Sure, a 10% rise in the final dividend, a proposed share buyback of up to £50m, and evidence of further progress overseas (including new store openings in Singapore and Rome), may be enough to convince many investors to remain. But I’m left questioning just how much positive upside is left in the shares, particularly if the uncertain economic environment makes consumers even more picky about where they spend their cash.
There’s also the valuation to think about. Trading at 19 times forecast earnings for the next financial year, a lot of good news appears already priced-in. Based on recent analyst estimates, the company’s price-to-earnings growth (PEG) ratio will also be around 2.7 for 2018/19, suggesting that the shares are no longer the deal they once were.
Keep on rollin’
Sausage roll-on-the-go retailer and fellow multibagger Greggs (LSE:GRG) — while just as susceptible to competition on the high street as the aforementioned newsagent — could be a better buy in my opinion.
Its recent Q3 trading update was encouraging with the company recording an 8.6% rise in total sales for the 13 weeks to the end of September.
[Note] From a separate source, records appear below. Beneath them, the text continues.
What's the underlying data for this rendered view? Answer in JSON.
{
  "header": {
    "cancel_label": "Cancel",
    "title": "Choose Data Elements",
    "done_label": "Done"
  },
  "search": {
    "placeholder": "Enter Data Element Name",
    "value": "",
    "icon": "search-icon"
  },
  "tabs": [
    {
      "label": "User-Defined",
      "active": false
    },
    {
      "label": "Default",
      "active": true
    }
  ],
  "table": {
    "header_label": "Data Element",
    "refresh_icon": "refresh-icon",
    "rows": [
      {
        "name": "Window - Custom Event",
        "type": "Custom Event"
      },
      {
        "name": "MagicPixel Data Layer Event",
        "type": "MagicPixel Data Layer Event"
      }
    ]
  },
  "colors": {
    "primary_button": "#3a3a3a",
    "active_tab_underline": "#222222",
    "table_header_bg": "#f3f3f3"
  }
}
Year-to-date growth in total sales now stands at a very respectable 7.8% with like-for-like sales increasing by just below 4%.
The £1.3bn cap baker has opened 98 new shops so far in 2017 and plans to grow this figure to 140-150 by the end of the year. Recent investment in a new “forecasting and replenishment system” has ensured greater product availability for customers and early-morning sales “continue to grow strongly“, according to the Newcastle-Upon-Tyne-based business.
Going into the final quarter of its financial year, Greggs’ outlook also looks decent with previously flagged food ingredient cost pressures expected to ease as we approach the end of 2017.
Right now, you can grab a slice of the company for 20 times forecast earnings. With no online competitors to worry about, I still think that’s a price worth paying.